Paul dil çıkararak kardeşini daha da kızdırmaya çalıştı. Ve bu işte başarılı oldu. Yakasını düzelterek ayağa kalktı. Masada ki duran çantasını eline alarak Ella'ya baktı.
"Kasaba da işim var. Haberin olsun."
Ella gözlerini devirerek ona baktı.
Son günlerde çok dışarı çıkıyordu."Ne işin var ?"
Paul elmasından bir ısırık daha alarak camdan aşağı fırlattı. Tabi bunu yaptıktan sonra bir adamın bağırma sesini duydu. Gülerek Ella'ya baktı.
"Bayanlarla işim var ,çok sevdiğim kardeşim."

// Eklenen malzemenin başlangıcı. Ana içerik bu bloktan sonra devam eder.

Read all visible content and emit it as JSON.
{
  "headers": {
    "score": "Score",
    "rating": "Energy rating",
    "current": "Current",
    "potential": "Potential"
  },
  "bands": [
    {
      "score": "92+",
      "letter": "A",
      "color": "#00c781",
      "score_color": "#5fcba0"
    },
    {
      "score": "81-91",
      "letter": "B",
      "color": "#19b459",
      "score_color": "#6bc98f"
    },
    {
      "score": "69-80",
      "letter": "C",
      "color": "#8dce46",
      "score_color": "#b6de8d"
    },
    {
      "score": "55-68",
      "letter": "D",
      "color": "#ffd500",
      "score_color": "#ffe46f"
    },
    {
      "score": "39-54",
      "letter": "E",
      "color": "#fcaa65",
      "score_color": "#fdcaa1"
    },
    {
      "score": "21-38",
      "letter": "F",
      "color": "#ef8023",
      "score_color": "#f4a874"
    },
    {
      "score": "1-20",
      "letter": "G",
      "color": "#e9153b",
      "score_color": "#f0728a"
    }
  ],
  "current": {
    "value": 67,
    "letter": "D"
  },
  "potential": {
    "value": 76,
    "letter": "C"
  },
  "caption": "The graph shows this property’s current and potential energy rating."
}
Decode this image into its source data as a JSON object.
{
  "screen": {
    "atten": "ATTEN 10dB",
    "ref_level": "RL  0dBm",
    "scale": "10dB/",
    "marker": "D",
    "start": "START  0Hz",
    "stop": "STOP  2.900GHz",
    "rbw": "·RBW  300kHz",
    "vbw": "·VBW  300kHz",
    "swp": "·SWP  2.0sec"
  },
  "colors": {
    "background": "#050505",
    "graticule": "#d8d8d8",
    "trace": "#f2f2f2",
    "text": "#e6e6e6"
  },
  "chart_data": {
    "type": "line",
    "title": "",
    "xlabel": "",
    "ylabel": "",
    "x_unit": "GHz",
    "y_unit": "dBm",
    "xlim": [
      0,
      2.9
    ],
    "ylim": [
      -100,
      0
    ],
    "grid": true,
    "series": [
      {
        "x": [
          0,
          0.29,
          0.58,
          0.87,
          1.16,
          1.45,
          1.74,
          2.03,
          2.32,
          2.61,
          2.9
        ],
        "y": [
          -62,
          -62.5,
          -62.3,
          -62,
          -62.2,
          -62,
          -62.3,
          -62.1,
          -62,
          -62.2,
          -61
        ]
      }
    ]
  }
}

Ella eliyle kapıyı göstererek okuduğu şeye geri döndü. Paul eski tahta kapıyı açarak dışarı çıktı. Bu işten sıkılmaya başlamıştı ama iyi para aldıkları için devam ediyorlardı. Ella önündeki şeye göz gezdirerek tekrar okudu. Karşılaştıkları şey 'Çay ninesi' denilen efsanevi bir yaratıkdı. Çay ninesi çayda yaşayan ve köprüden çaya çok bakan insanlara kızar ,başını döndürmesini sağlar. Tabi insanın başı döndüğünde dengesini kaybederek çaya düşer ,boğularak ölürlerdi.

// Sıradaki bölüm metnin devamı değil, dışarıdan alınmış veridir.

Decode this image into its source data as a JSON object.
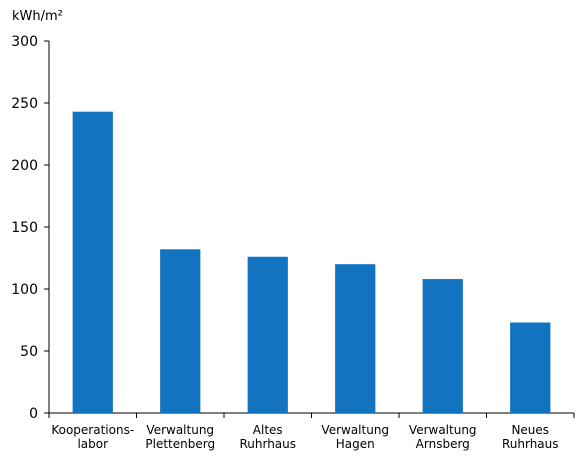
{
  "chart_data": {
    "type": "bar",
    "ylabel": "kWh/m²",
    "ylim": [
      0,
      300
    ],
    "yticks": [
      0,
      50,
      100,
      150,
      200,
      250,
      300
    ],
    "categories": [
      [
        "Kooperations-",
        "labor"
      ],
      [
        "Verwaltung",
        "Plettenberg"
      ],
      [
        "Altes",
        "Ruhrhaus"
      ],
      [
        "Verwaltung",
        "Hagen"
      ],
      [
        "Verwaltung",
        "Arnsberg"
      ],
      [
        "Neues",
        "Ruhrhaus"
      ]
    ],
    "values": [
      243,
      132,
      126,
      120,
      108,
      73
    ],
    "bar_color": "#1273c1",
    "grid": false
  }
}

Ella gözlerini ovuşturarak defterini kapattı. Kapı aniden açılınca masadaki silahını alarak gelen kişiye döndü.
Gelen genç çocuk ellerini havaya kaldırarak geriledi."Kapı çalma adetine noldu Tanrı aşkına ?"
Ella sinirle silahını masaya koyarak ellerini belinde buluşturdu. Çocuk kapıyı kapatark kendini düzeltti.

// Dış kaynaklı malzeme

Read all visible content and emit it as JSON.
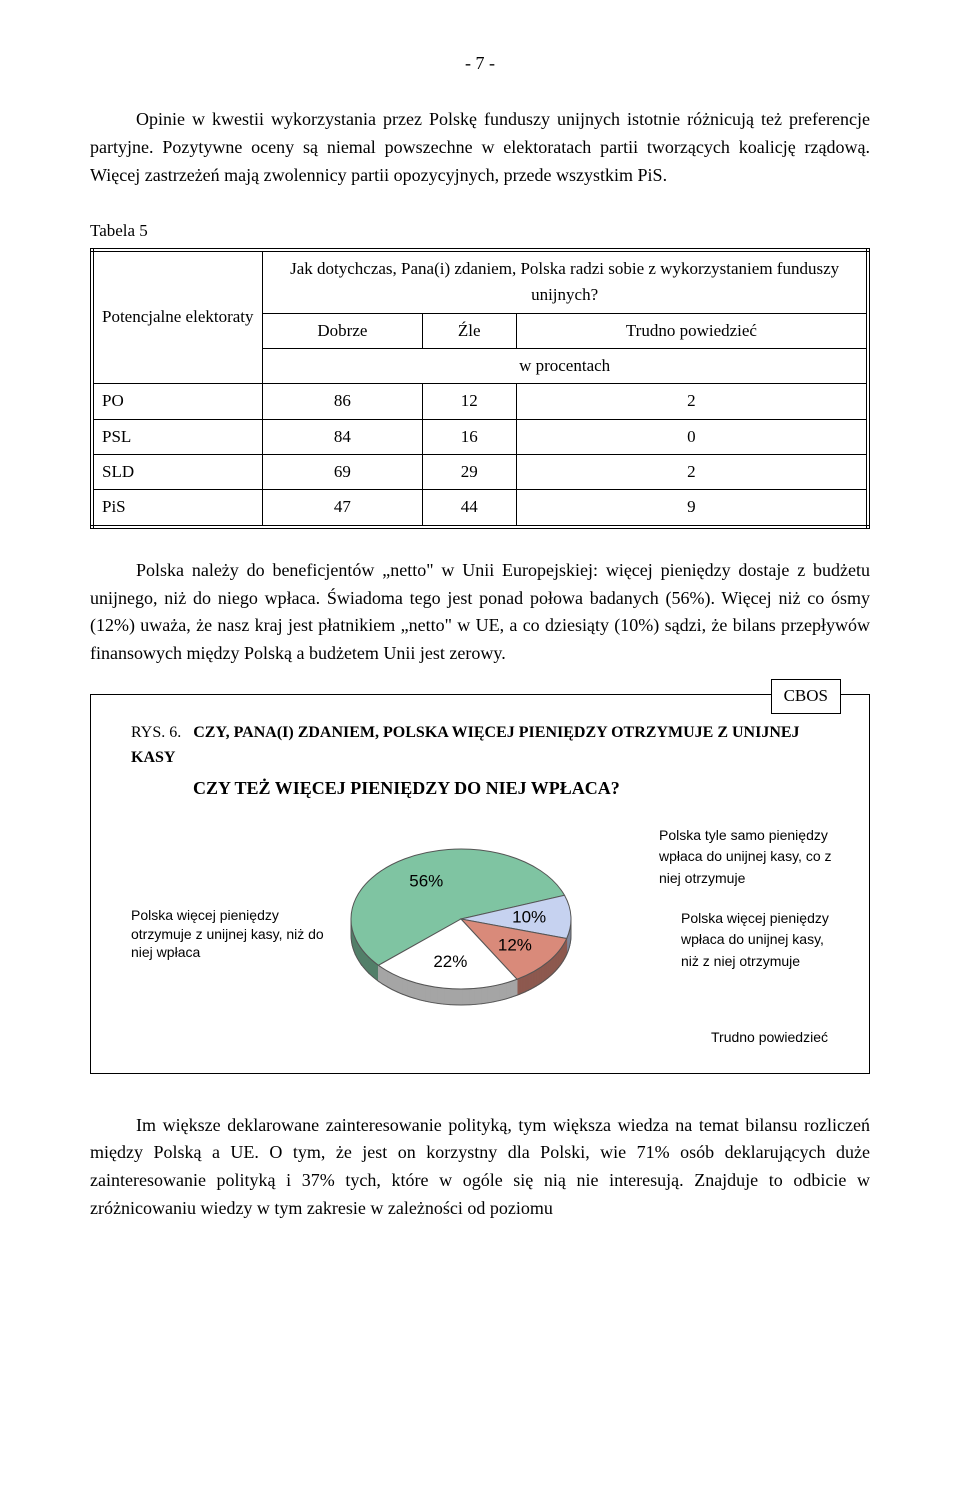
{
  "page_number": "- 7 -",
  "para1": "Opinie w kwestii wykorzystania przez Polskę funduszy unijnych istotnie różnicują też preferencje partyjne. Pozytywne oceny są niemal powszechne w elektoratach partii tworzących koalicję rządową. Więcej zastrzeżeń mają zwolennicy partii opozycyjnych, przede wszystkim PiS.",
  "table5": {
    "label": "Tabela 5",
    "row_header": "Potencjalne elektoraty",
    "question": "Jak dotychczas, Pana(i) zdaniem, Polska radzi sobie z wykorzystaniem funduszy unijnych?",
    "col1": "Dobrze",
    "col2": "Źle",
    "col3": "Trudno powiedzieć",
    "units": "w procentach",
    "rows": [
      {
        "name": "PO",
        "a": "86",
        "b": "12",
        "c": "2"
      },
      {
        "name": "PSL",
        "a": "84",
        "b": "16",
        "c": "0"
      },
      {
        "name": "SLD",
        "a": "69",
        "b": "29",
        "c": "2"
      },
      {
        "name": "PiS",
        "a": "47",
        "b": "44",
        "c": "9"
      }
    ]
  },
  "para2": "Polska należy do beneficjentów „netto\" w Unii Europejskiej: więcej pieniędzy dostaje z budżetu unijnego, niż do niego wpłaca. Świadoma tego jest ponad połowa badanych (56%). Więcej niż co ósmy (12%) uważa, że nasz kraj jest płatnikiem „netto\" w UE, a co dziesiąty (10%) sądzi, że bilans przepływów finansowych między Polską a budżetem Unii jest zerowy.",
  "chart": {
    "cbos": "CBOS",
    "rys": "RYS. 6.",
    "title_l1": "CZY, PANA(I) ZDANIEM, POLSKA WIĘCEJ PIENIĘDZY OTRZYMUJE Z UNIJNEJ KASY",
    "title_l2": "CZY TEŻ WIĘCEJ PIENIĘDZY DO NIEJ WPŁACA?",
    "left_label": "Polska więcej pieniędzy otrzymuje z unijnej kasy, niż do niej wpłaca",
    "top_label": "Polska tyle samo pieniędzy wpłaca do unijnej kasy, co z niej otrzymuje",
    "mid_label": "Polska więcej pieniędzy wpłaca do unijnej kasy, niż z niej otrzymuje",
    "bot_label": "Trudno powiedzieć",
    "slices": [
      {
        "value": 56,
        "color": "#7fc4a2",
        "label": "56%"
      },
      {
        "value": 10,
        "color": "#c6d2f0",
        "label": "10%"
      },
      {
        "value": 12,
        "color": "#d98a7a",
        "label": "12%"
      },
      {
        "value": 22,
        "color": "#ffffff",
        "label": "22%"
      }
    ],
    "pie_stroke": "#555555",
    "shadow": "#7a9788"
  },
  "para3": "Im większe deklarowane zainteresowanie polityką, tym większa wiedza na temat bilansu rozliczeń między Polską a UE. O tym, że jest on korzystny dla Polski, wie 71% osób deklarujących duże zainteresowanie polityką i 37% tych, które w ogóle się nią nie interesują. Znajduje to odbicie w zróżnicowaniu wiedzy w tym zakresie w zależności od poziomu"
}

"Hanımefendi ,çayın ordaki şeyi görmeniz gerek."
Ella çocuğa bir bakış atıp kafasını salladı. Silahlarını sırt çantasına aktarıp ellerine siyah deri eldivenini geçirdi. Çocuk sessiz ve meraklı bakışlarla Ella'yı izliyordu. Çantasını omzuna asarak çenesinin ucuyla kapıyı gösterdi. Çocuk kapıyı açıp Ella'nın geçmesine öncelik vererek kapıyı kapattı.
"Bu kasaba da kaç kişi öldü ?"
Çocuk biraz düşündükten sonra "Net birşey bilmiyorum ama en az yüz kişi ölmüştür. Ne kadar o şeyi durdurmak istesek de başaramadık. Köprüyü de yıkamazdık çünkü bütün mallarımız ordan başka kasabalara gidiyor. Başka bir yol da yok."
Ella sıkıntıyla başını sallayarak çantasını yere koydu. Çayın kıyısına ilerleyerek etrafa bakındı ama kimse yoktu.
"Aman Tanrım."
Çocuğun şok olmuş sesiyle Ella ona dönerek baktığı yere baktı. Küçük bir erkek çocuğu köprüden aşağı bakıyordu.
Ella ıslık öttürerek ellerini ileri geri salladı. "Hey çocuk ! Uzaklaş oradan."
Çocuk duymadığı için köprüden daha da sarktı. Ella tam koşucakken onu ,bir görüntü durdurdu. Hayatında gördüğü en güzel yaratıkdı.
Yaşlı olmasına rağmen güzel olan 'çay ninesi' sudan çıkarak çocuğa baktı. Uzun beyaz saçlarını sallandırarak çocuğa bir bakış attı. Sağ eliyle değişik hareketler yapıp suyun dibine battı. Köprüde duran çocuk başını tutarak sendeledi ve dengesini kaybederek suyun içine düştü.
Ella koşarak suya atladı ve yüzmeye başladı. İçinden 'lütfen ölmesin' diye geçirerek çocuğun yanına ulaştı. Çocuğu sırt üstü çevirerek kulağını burnuna doğru götürdü. Nefesini hissedince sevinçle çocuğu kucağına aldığı gibi kıyıya yüzmeye başladı.